Nevada's Republican governor, Kenny Guinn, said he was outraged. Within hours, Nevada filed suit in federal court arguing the way the Energy Department came to its conclusions in recommending the site violated a 1982 nuclear waste law. The suit had been expected.
Nuclear power produces 20 percent of the nation's energy, and 40 percent of the Navy's fleet depends on nuclear power, a White House spokesman said. Mr. Bush's decision marks a major step in the decades-long dispute over what to do with the waste generated by commercial nuclear power plants and by the government nuclear weapons program.
Yucca Mountain is located on federal land in an isolated area 100 miles from Las Vegas, and the storage facility is 1,000 feet underground.
House Speaker J. Dennis Hastert, Illinois Republican, called the announcement a wise decision and has pledged to quickly move the measure through the House. "After two decades of study, we know this remote location beneath the Nevada desert is a safe, secure and viable site and should be completed without further delay," Mr.
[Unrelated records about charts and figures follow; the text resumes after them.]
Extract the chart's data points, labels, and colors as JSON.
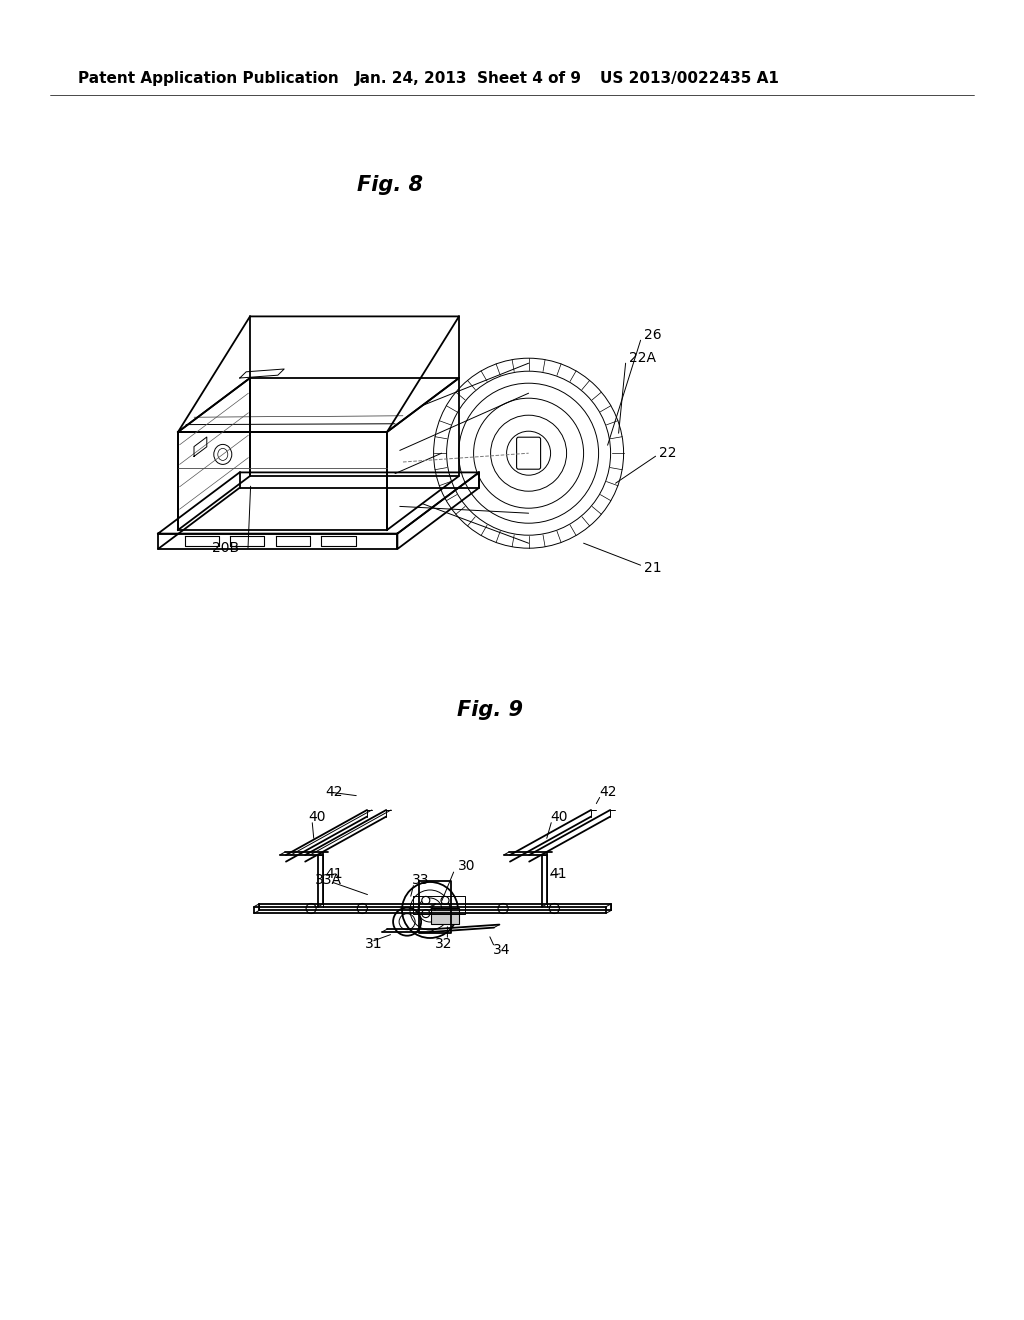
{
  "bg_color": "#ffffff",
  "header_left": "Patent Application Publication",
  "header_mid": "Jan. 24, 2013  Sheet 4 of 9",
  "header_right": "US 2013/0022435 A1",
  "fig8_label": "Fig. 8",
  "fig9_label": "Fig. 9",
  "line_color": "#000000",
  "header_fontsize": 11,
  "fig_label_fontsize": 15,
  "callout_fontsize": 10
}
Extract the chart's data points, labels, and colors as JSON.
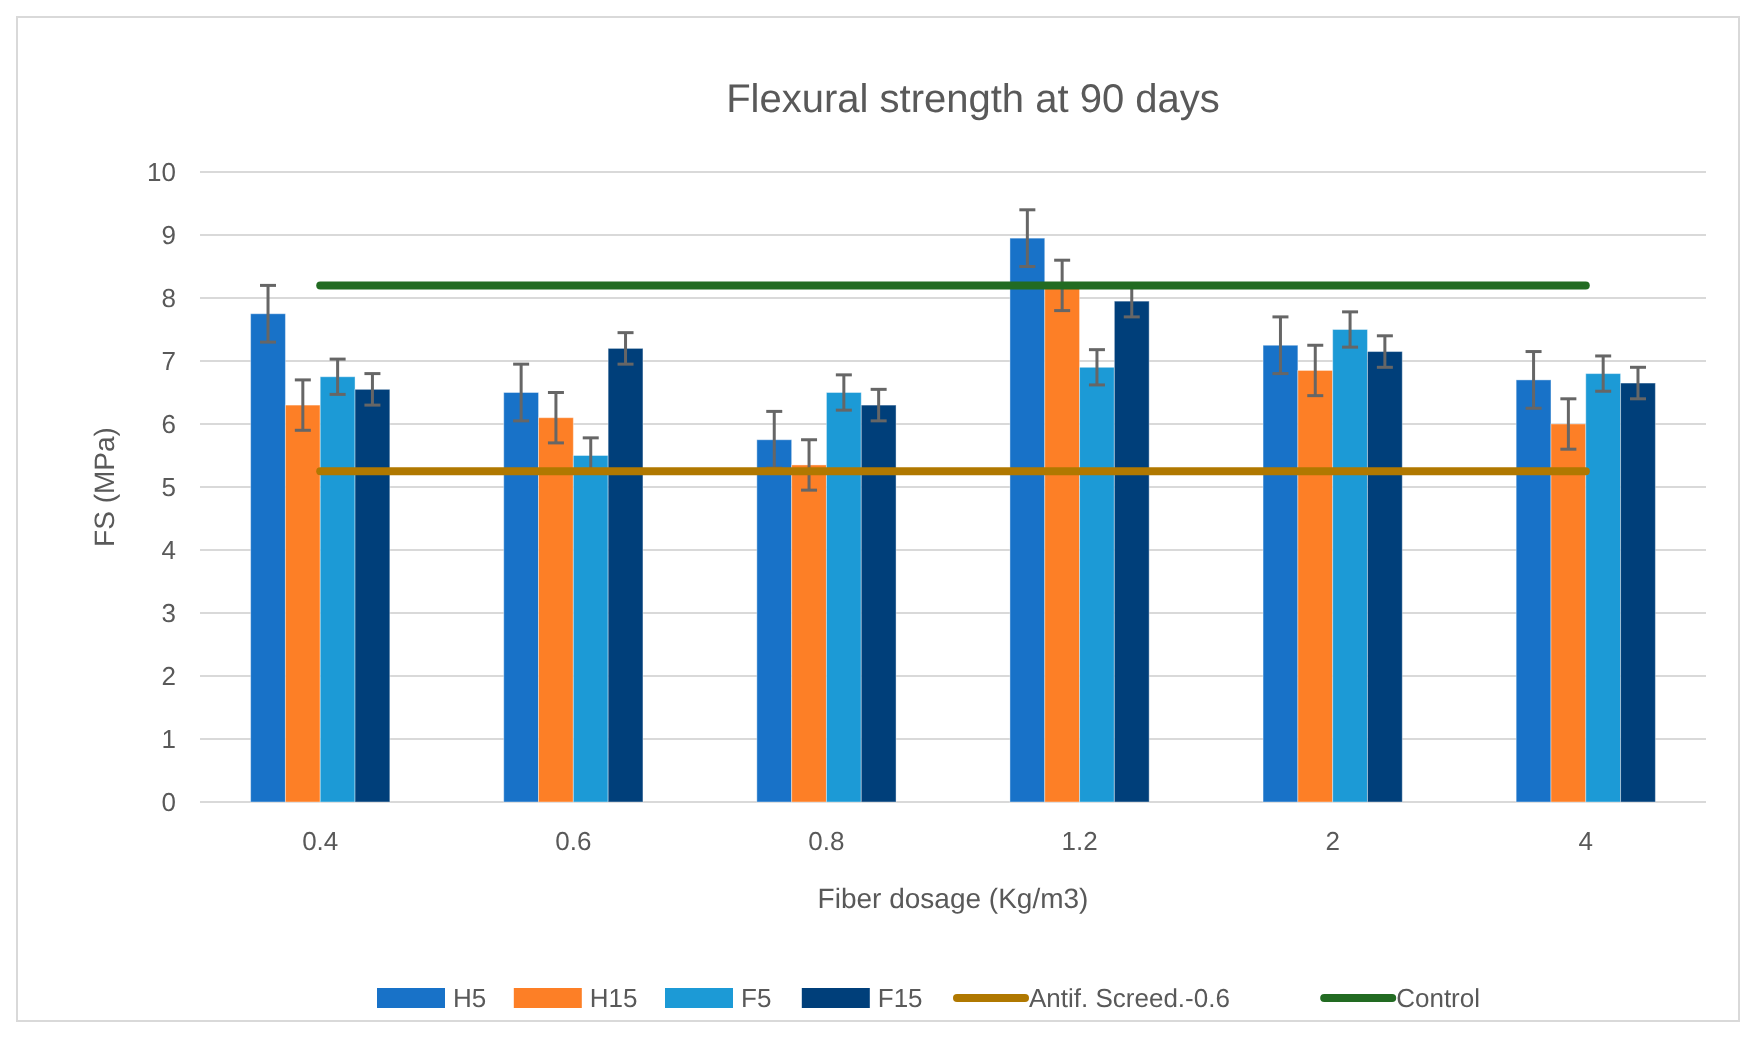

Hastert said.
"In these times, Americans deserve the peace of mind that spent nuclear fuel will be consolidated into one secure location, rather than scattered across the country in over 130 various sites," Mr. Hastert said.
More than 161 million people live within 75 miles of the current locations designed to be temporary storage containers. The temporary sites should be able to withstand current terrorist threats, but that may not be the case in the future, Mr. Abraham said.
"These materials would be far better secured in a deep underground repository at Yucca Mountain," Mr. Abraham said.
Nevada has 60 days to submit a notice of disapproval to Congress, where supporters and opponents are lining up for battle. Filibusters are prohibited, and lawmakers have a 90-day legislative clock to pass the measure.
"That is where the game will be played," said John Sununu, co-chairman of the Yucca Mountain Initiative, sponsored by the U.S. Chamber of Commerce. "This is the right national policy, and this is the right time," said Mr. Sununu, who is a former governor of New Hampshire and White House chief of staff to former President George Bush.
The proposal also faces legal challenges from Nevada Republican Sen. John Ensign, and Sen. Harry Reid, Democrat and assistant majority leader.
Mr. Reid declined to comment this week on their legislative strategy. But the state of Nevada has hired former Senate Parliamentarian Robert B. Dove as its consultant.
Mr. Dove is a 35-year veteran of Capitol Hill and was appointed to the parliamentarian post in 1981. He was fired last year by then-Majority Leader Trent Lott, Mississippi Republican, reportedly for inconsistencies in his rulings during the budget battle.
Mr. Dove said he was hired by Mr. Guinn for his parliamentarian savvy to defeat the measure when it reaches the Senate.
"One of the things about the Senate, which I gathered from 35 years of working there, is it is always easier to play defense than offense. There are so many ways to stop things," Mr. Dove said.
Mr. Dove would not discuss the advice he is giving his clients, including whether to play out the legislative clock, which is expected to be limited during this election year.
With Mr. Dove leading the opposition, Mr. Sununu predicts the strategy to block the measure will be to find an "arcane technical procedure to thwart the intent of the original legislation."
The Yucca Mountain issue will most likely be turned into a "political football" that will be won or lost on a technicality, Mr. Sununu said.
Congress required a deep underground repository to store radioactive waste in the 1982 passage of the Nuclear Waste Policy Act. The energy secretary was directed by Congress in 1987 to investigate and recommend to the president whether Yucca Mountain would be a safe site.
Bill Sammon and the Associated Press contributed to this report.